Orgreave campaigners to apply to Government for ‘Hillsborough-style’ hearing

The Battle of Orgreave saw clashes between police and miners
The Battle of Orgreave saw clashes between police and miners

Campaigners are to apply to the Government for a ‘Hillsborough-style’ independent panel hearing into the infamous Battle of Orgreave.

Members of the Orgreave Truth and Justice Campaign met Home Secretary Theresa May this week after the Independent Police Complaints Commission saying it could not investigate claims of police misconduct relating to the events of 31 years ago.

Ms May has agreed the campaigners can submit an application to establish the panel for the Government’s consideration in September.

The Hillsborough independent panel hearing published its findings in 2012.

It resulted in new inquests being ordered into the deaths of 96 Liverpool supporters at the FA Cup semi-final in 1989 at Sheffield Wednesday’s Hillsborough Stadium – with a parallel investigation launched to establish whether those who died were unlawfully killed.

Barbara Jackson, OTJC secretary, said work will now start on putting together the application, with the group likely to approach Hillsborough campaigners for advice as part of the process.

She said: “We have agreed we will get our legal people to do a legal submission asking for a Hillsborough-style independent panel hearing which we view as a stepping stone to a full inquiry.

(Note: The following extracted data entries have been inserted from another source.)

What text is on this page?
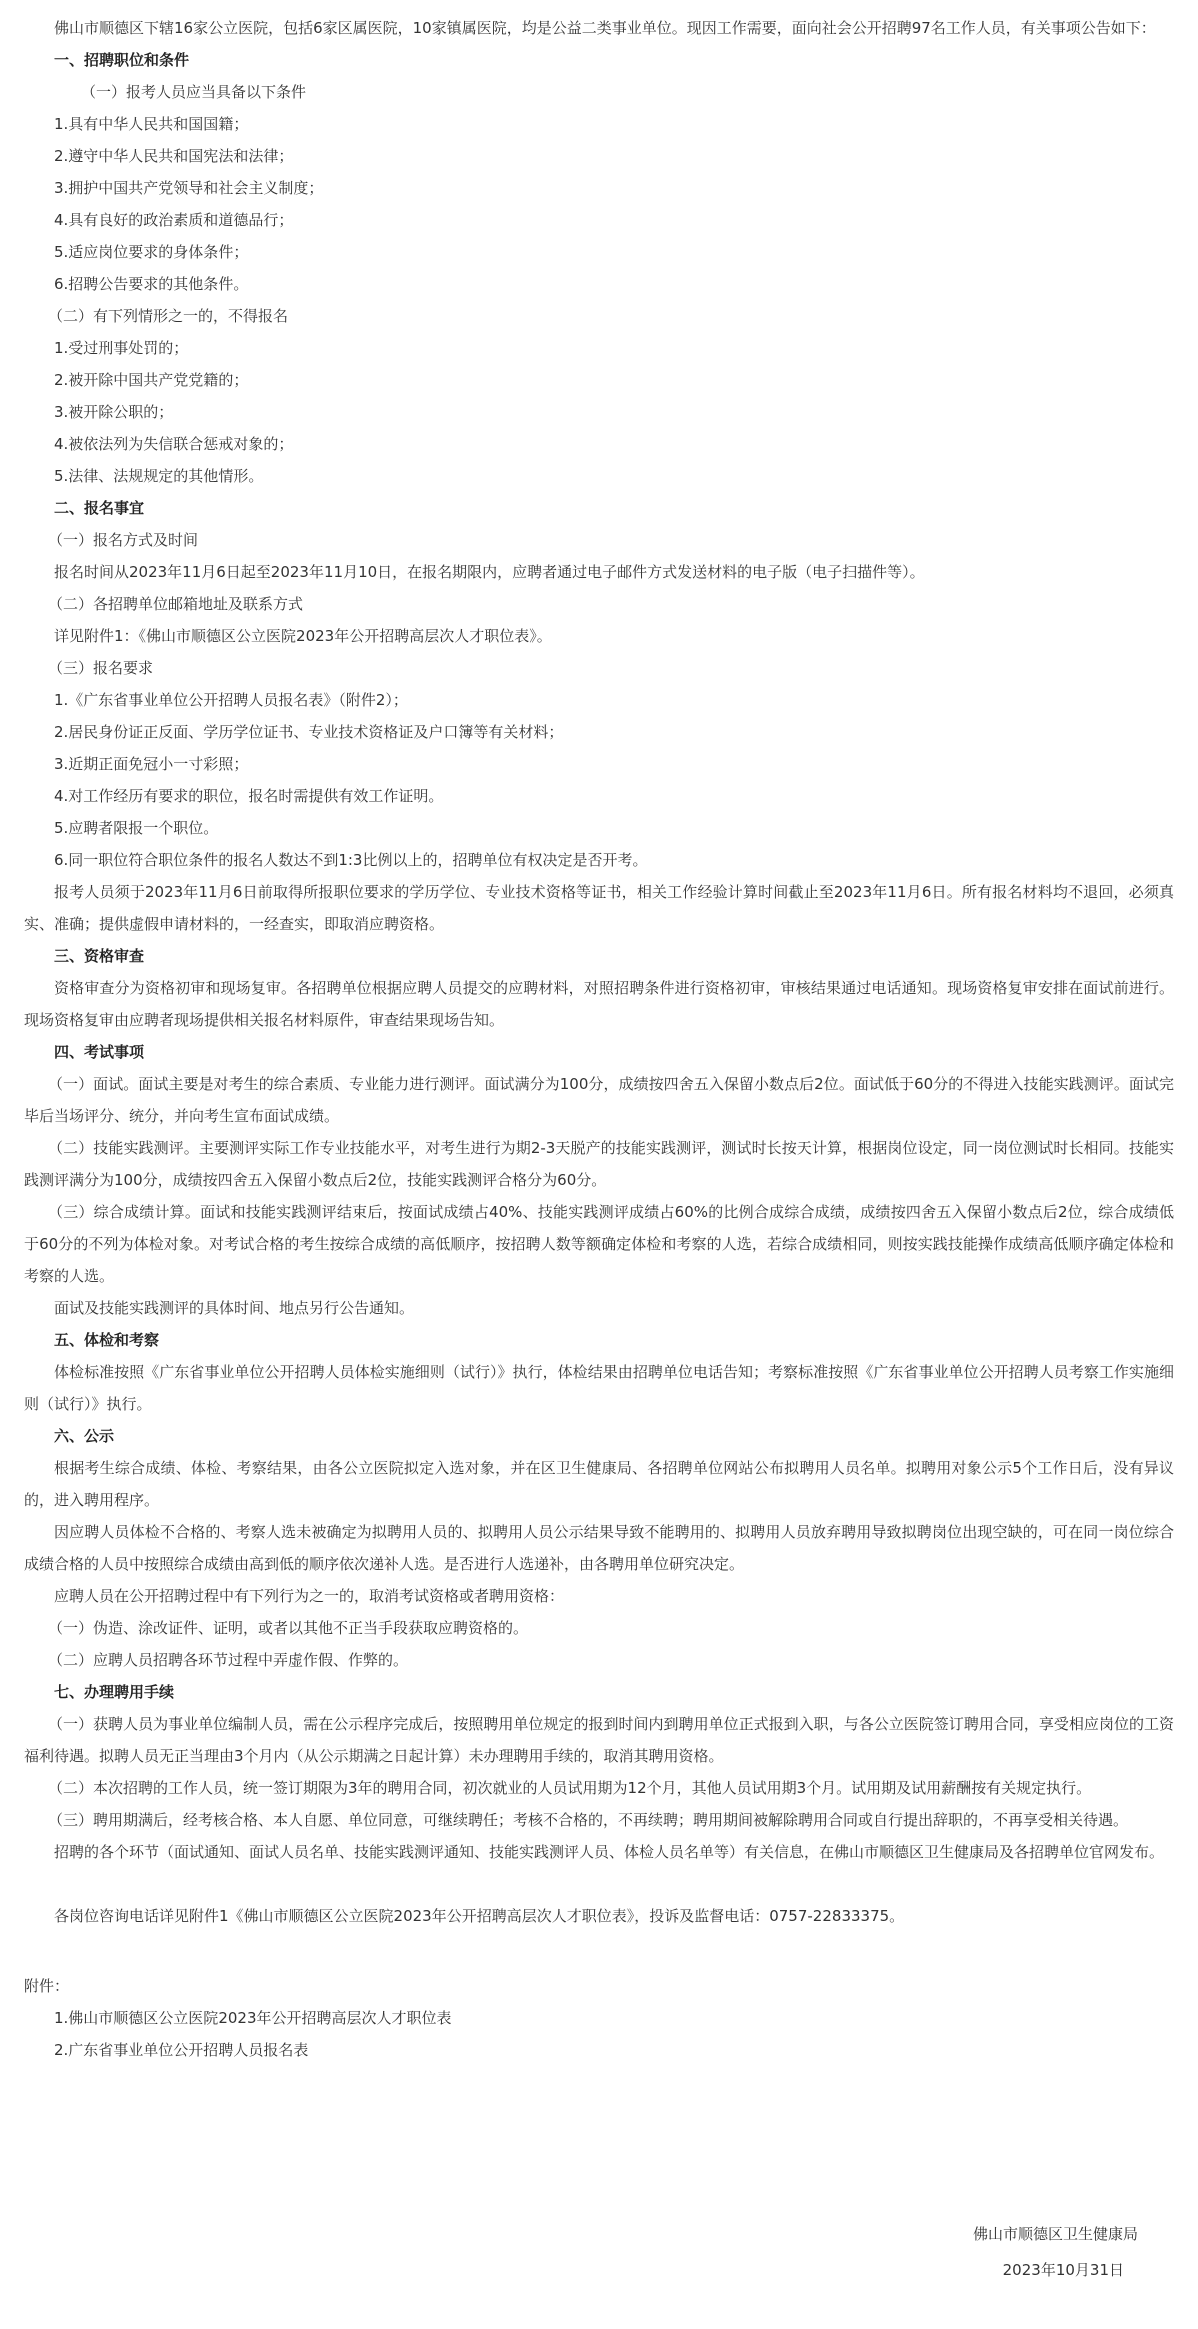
佛山市顺德区下辖16家公立医院，包括6家区属医院，10家镇属医院，均是公益二类事业单位。现因工作需要，面向社会公开招聘97名工作人员，有关事项公告如下：

一、招聘职位和条件

（一）报考人员应当具备以下条件

1.具有中华人民共和国国籍；

2.遵守中华人民共和国宪法和法律；

3.拥护中国共产党领导和社会主义制度；

4.具有良好的政治素质和道德品行；

5.适应岗位要求的身体条件；

6.招聘公告要求的其他条件。

（二）有下列情形之一的，不得报名

1.受过刑事处罚的；

2.被开除中国共产党党籍的；

3.被开除公职的；

4.被依法列为失信联合惩戒对象的；

5.法律、法规规定的其他情形。

二、报名事宜

（一）报名方式及时间

报名时间从2023年11月6日起至2023年11月10日，在报名期限内，应聘者通过电子邮件方式发送材料的电子版（电子扫描件等）。

（二）各招聘单位邮箱地址及联系方式

详见附件1：《佛山市顺德区公立医院2023年公开招聘高层次人才职位表》。

（三）报名要求

1.《广东省事业单位公开招聘人员报名表》（附件2）；

2.居民身份证正反面、学历学位证书、专业技术资格证及户口簿等有关材料；

3.近期正面免冠小一寸彩照；

4.对工作经历有要求的职位，报名时需提供有效工作证明。

5.应聘者限报一个职位。

6.同一职位符合职位条件的报名人数达不到1:3比例以上的，招聘单位有权决定是否开考。

报考人员须于2023年11月6日前取得所报职位要求的学历学位、专业技术资格等证书，相关工作经验计算时间截止至2023年11月6日。所有报名材料均不退回，必须真实、准确；提供虚假申请材料的，一经查实，即取消应聘资格。

三、资格审查

资格审查分为资格初审和现场复审。各招聘单位根据应聘人员提交的应聘材料，对照招聘条件进行资格初审，审核结果通过电话通知。现场资格复审安排在面试前进行。现场资格复审由应聘者现场提供相关报名材料原件，审查结果现场告知。

四、考试事项

（一）面试。面试主要是对考生的综合素质、专业能力进行测评。面试满分为100分，成绩按四舍五入保留小数点后2位。面试低于60分的不得进入技能实践测评。面试完毕后当场评分、统分，并向考生宣布面试成绩。

（二）技能实践测评。主要测评实际工作专业技能水平，对考生进行为期2-3天脱产的技能实践测评，测试时长按天计算，根据岗位设定，同一岗位测试时长相同。技能实践测评满分为100分，成绩按四舍五入保留小数点后2位，技能实践测评合格分为60分。

（三）综合成绩计算。面试和技能实践测评结束后，按面试成绩占40%、技能实践测评成绩占60%的比例合成综合成绩，成绩按四舍五入保留小数点后2位，综合成绩低于60分的不列为体检对象。对考试合格的考生按综合成绩的高低顺序，按招聘人数等额确定体检和考察的人选，若综合成绩相同，则按实践技能操作成绩高低顺序确定体检和考察的人选。

面试及技能实践测评的具体时间、地点另行公告通知。

五、体检和考察

体检标准按照《广东省事业单位公开招聘人员体检实施细则（试行）》执行，体检结果由招聘单位电话告知；考察标准按照《广东省事业单位公开招聘人员考察工作实施细则（试行）》执行。

六、公示

根据考生综合成绩、体检、考察结果，由各公立医院拟定入选对象，并在区卫生健康局、各招聘单位网站公布拟聘用人员名单。拟聘用对象公示5个工作日后，没有异议的，进入聘用程序。

因应聘人员体检不合格的、考察人选未被确定为拟聘用人员的、拟聘用人员公示结果导致不能聘用的、拟聘用人员放弃聘用导致拟聘岗位出现空缺的，可在同一岗位综合成绩合格的人员中按照综合成绩由高到低的顺序依次递补人选。是否进行人选递补，由各聘用单位研究决定。

应聘人员在公开招聘过程中有下列行为之一的，取消考试资格或者聘用资格：

（一）伪造、涂改证件、证明，或者以其他不正当手段获取应聘资格的。

（二）应聘人员招聘各环节过程中弄虚作假、作弊的。

七、办理聘用手续

（一）获聘人员为事业单位编制人员，需在公示程序完成后，按照聘用单位规定的报到时间内到聘用单位正式报到入职，与各公立医院签订聘用合同，享受相应岗位的工资福利待遇。拟聘人员无正当理由3个月内（从公示期满之日起计算）未办理聘用手续的，取消其聘用资格。

（二）本次招聘的工作人员，统一签订期限为3年的聘用合同，初次就业的人员试用期为12个月，其他人员试用期3个月。试用期及试用薪酬按有关规定执行。

（三）聘用期满后，经考核合格、本人自愿、单位同意，可继续聘任；考核不合格的，不再续聘；聘用期间被解除聘用合同或自行提出辞职的，不再享受相关待遇。

招聘的各个环节（面试通知、面试人员名单、技能实践测评通知、技能实践测评人员、体检人员名单等）有关信息，在佛山市顺德区卫生健康局及各招聘单位官网发布。

各岗位咨询电话详见附件1《佛山市顺德区公立医院2023年公开招聘高层次人才职位表》，投诉及监督电话：0757-22833375。

附件：

1.佛山市顺德区公立医院2023年公开招聘高层次人才职位表

2.广东省事业单位公开招聘人员报名表

佛山市顺德区卫生健康局
2023年10月31日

“Ms May has agreed we can submit that in early September. I can’t say it is going to be a success, but it is an interesting opening she has offered us.

“The IPCC decision report contained a lot of interesting nuggets and information that is the foundation of our case for an independent panel.

“The IPCC said it was beyond their remit and they didn’t have the resources to investigate. We believe the issues could be best dealt with by a full public inquiry.”

The new move by the campaigners follows the IPCC announcing in June it will not be investigating the allegations of misconduct against South Yorkshire Police, suggesting doing so would require a Hillsborough-style public inquiry.

The IPCC said, because of the passage of time, allegations of assault and misconduct by police officers ‘could not be pursued’, but added it could review the decision if fresh evidence is produced.

In the Battle of Orgreave 95 miners were arrested at Orgreave coking plant on June 18, 1984, after clashes with police during the national Miners’ Strike.

When the cases came to court, all were abandoned when it became clear evidence provided by police was unreliable.